Logo EB Animazione

Victim blaming: quando la vittima diventa colpevole

Alessandra Marrone Novembre 5th 2019

Victim blaming: quando la vittima diventa colpevole

Avete mai sentito parlare di victim blaming? No?

In realtà sappiamo tutti benissimo di cosa si tratta. Quanti di voi, nel bel mezzo di una conversazione, si sono trovati ad esclamare: “ Se l’è cercata!”? se vi riconoscete in questa situazione o avete sentito affermare questa frase da altre persone, sappiate che avete realizzato o avete assistito al fenomeno del victim blaming.
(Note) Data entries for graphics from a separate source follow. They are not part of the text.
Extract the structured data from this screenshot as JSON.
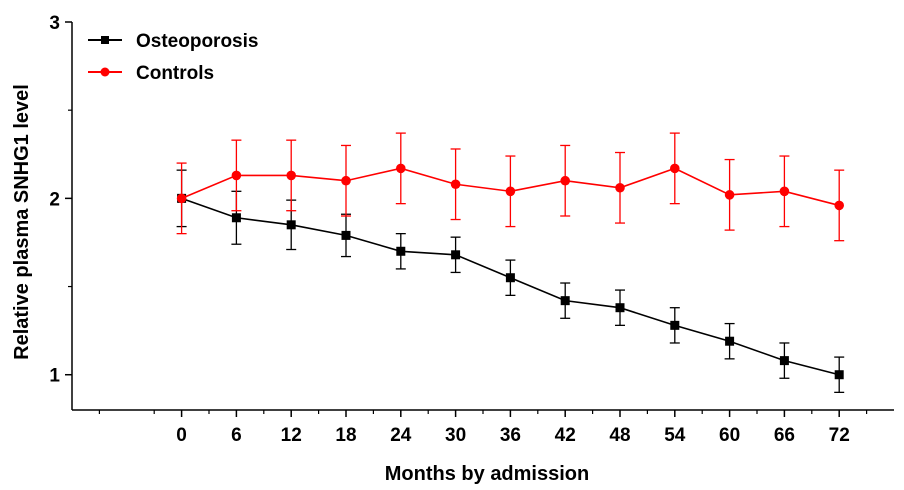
{
  "chart_data": {
    "type": "line",
    "xlabel": "Months by admission",
    "ylabel": "Relative plasma SNHG1 level",
    "x": [
      0,
      6,
      12,
      18,
      24,
      30,
      36,
      42,
      48,
      54,
      60,
      66,
      72
    ],
    "x_tick_labels": [
      "0",
      "6",
      "12",
      "18",
      "24",
      "30",
      "36",
      "42",
      "48",
      "54",
      "60",
      "66",
      "72"
    ],
    "y_ticks": [
      1,
      2,
      3
    ],
    "y_tick_labels": [
      "1",
      "2",
      "3"
    ],
    "ylim": [
      0.8,
      3.0
    ],
    "xlim": [
      -12,
      78
    ],
    "legend_position": "top-left",
    "series": [
      {
        "name": "Osteoporosis",
        "color": "#000000",
        "marker": "square",
        "values": [
          2.0,
          1.89,
          1.85,
          1.79,
          1.7,
          1.68,
          1.55,
          1.42,
          1.38,
          1.28,
          1.19,
          1.08,
          1.0
        ],
        "errors": [
          0.16,
          0.15,
          0.14,
          0.12,
          0.1,
          0.1,
          0.1,
          0.1,
          0.1,
          0.1,
          0.1,
          0.1,
          0.1
        ]
      },
      {
        "name": "Controls",
        "color": "#ff0000",
        "marker": "circle",
        "values": [
          2.0,
          2.13,
          2.13,
          2.1,
          2.17,
          2.08,
          2.04,
          2.1,
          2.06,
          2.17,
          2.02,
          2.04,
          1.96
        ],
        "errors": [
          0.2,
          0.2,
          0.2,
          0.2,
          0.2,
          0.2,
          0.2,
          0.2,
          0.2,
          0.2,
          0.2,
          0.2,
          0.2
        ]
      }
    ]
  }
}
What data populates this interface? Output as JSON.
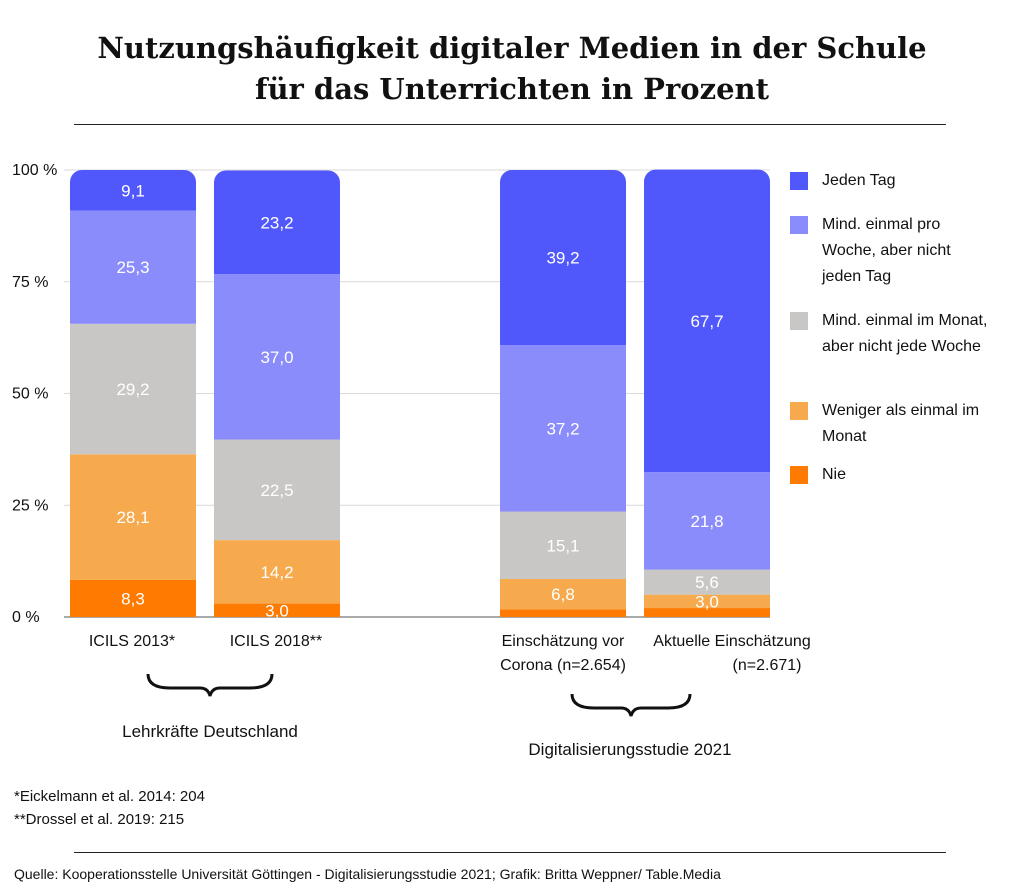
{
  "title": {
    "line1": "Nutzungshäufigkeit digitaler Medien in der Schule",
    "line2": "für das Unterrichten in Prozent"
  },
  "chart_data": {
    "type": "bar",
    "stacked": true,
    "title": "Nutzungshäufigkeit digitaler Medien in der Schule für das Unterrichten in Prozent",
    "ylim": [
      0,
      100
    ],
    "yticks": [
      "0 %",
      "25 %",
      "50 %",
      "75 %",
      "100 %"
    ],
    "categories": [
      "ICILS 2013*",
      "ICILS 2018**",
      "Einschätzung vor Corona (n=2.654)",
      "Aktuelle Einschätzung (n=2.671)"
    ],
    "series": [
      {
        "name": "Nie",
        "color": "#ff7a00",
        "values": [
          8.3,
          3.0,
          1.7,
          2.0
        ],
        "labels": [
          "8,3",
          "3,0",
          "",
          ""
        ]
      },
      {
        "name": "Weniger als einmal im Monat",
        "color": "#f7a94d",
        "values": [
          28.1,
          14.2,
          6.8,
          3.0
        ],
        "labels": [
          "28,1",
          "14,2",
          "6,8",
          "3,0"
        ]
      },
      {
        "name": "Mind. einmal im Monat, aber nicht jede Woche",
        "color": "#c8c7c6",
        "values": [
          29.2,
          22.5,
          15.1,
          5.6
        ],
        "labels": [
          "29,2",
          "22,5",
          "15,1",
          "5,6"
        ]
      },
      {
        "name": "Mind. einmal pro Woche, aber nicht jeden Tag",
        "color": "#8a8cfb",
        "values": [
          25.3,
          37.0,
          37.2,
          21.8
        ],
        "labels": [
          "25,3",
          "37,0",
          "37,2",
          "21,8"
        ]
      },
      {
        "name": "Jeden Tag",
        "color": "#5158fb",
        "values": [
          9.1,
          23.2,
          39.2,
          67.7
        ],
        "labels": [
          "9,1",
          "23,2",
          "39,2",
          "67,7"
        ]
      }
    ],
    "groups": [
      "Lehrkräfte Deutschland",
      "Digitalisierungsstudie 2021"
    ]
  },
  "legend": [
    {
      "label": "Jeden Tag",
      "color": "#5158fb"
    },
    {
      "label": "Mind. einmal pro Woche, aber nicht jeden Tag",
      "color": "#8a8cfb"
    },
    {
      "label": "Mind. einmal im Monat, aber nicht jede Woche",
      "color": "#c8c7c6"
    },
    {
      "label": "Weniger als einmal im Monat",
      "color": "#f7a94d"
    },
    {
      "label": "Nie",
      "color": "#ff7a00"
    }
  ],
  "xlabels": {
    "c1": "ICILS 2013*",
    "c2": "ICILS 2018**",
    "c3_line1": "Einschätzung vor",
    "c3_line2": "Corona (n=2.654)",
    "c4_line1": "Aktuelle Einschätzung",
    "c4_line2": "(n=2.671)"
  },
  "groups": {
    "g1": "Lehrkräfte Deutschland",
    "g2": "Digitalisierungsstudie 2021"
  },
  "notes": {
    "n1": "*Eickelmann et al. 2014: 204",
    "n2": "**Drossel et al. 2019: 215"
  },
  "source": "Quelle: Kooperationsstelle Universität Göttingen - Digitalisierungsstudie 2021; Grafik: Britta Weppner/ Table.Media"
}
La colpevolizzazione della vittima è un fenomeno molto complesso che coinvolge l’intera società e per questo motivo tutti ne facciamo o abbiamo fatto, in qualche modo parte. Il victim blaming è un meccanismo spesso attuato dai manipolatori dalla società, che porta ad una colpevolizzazione parziale o totale della vittima che ha subito un’ingiustizia. Quest’ultima, nel caso del victim blaming, riguarda spesso abusi sessuali o episodi di violenza domestica.

Quante volte abbiamo sentito dire: “’L’ha voluto lei, perché si è cacciata da sola in quella situazione…”.

La familiarità che abbiamo sviluppato nei confronti di frasi di questo tipo, ci fanno capire quanto sia un fenomeno diffuso e accettato nella società.

victim blaming

Quelli che non conosciamo sono invece gli effetti del fenomeno di colpevolizzazione sulla vittima. In sintesi: quale effetto ha sulla mente della persona, appunto la VITTIMA, la banalissima frase che spesso diciamo senza pensarci su troppo a lungo, con una leggerezza che lascia trasparire una mancanza di consapevolezza profonda:

“ Non fare la vittima!”?

Quando la vittima non viene riconosciuta in quanto tale dalla società, ecco che inizia a sbocciare in lei il seme della vergogna, alimentato da un senso di colpa sempre più consistente che inizia a fargli dubitare di essere stata realmente vittima di un sopruso. Giunge così a domandarsi se, in fondo, non sia stata realmente colpa sua, se non meritasse per davvero quello che ha subito e se, tutto sommato, il fatto non fosse poi così grave. Inutile dire quanto un meccanismo di questo tipo possa riuscire ad innestare ansia, calo di autostima, difficoltà relazionali e così via.

Tutto questo non dovrebbe succedere e per evitarlo occorre riconoscere in noi stessi e negli altri delle vittime o, per meglio dire, dei sopravvissuti a qualcosa di veramente brutto. In una società che ci vuole sempre perfetti, pronti ad agire e reagire con forza a quello che ci accade, con una cultura della competizione e del dover prevalere sempre sugli altri, accettare e riconoscere che in certe situazioni siamo state vittime di qualcosa o qualcuno è estremamente difficile. Eppure è anche estremamente importante.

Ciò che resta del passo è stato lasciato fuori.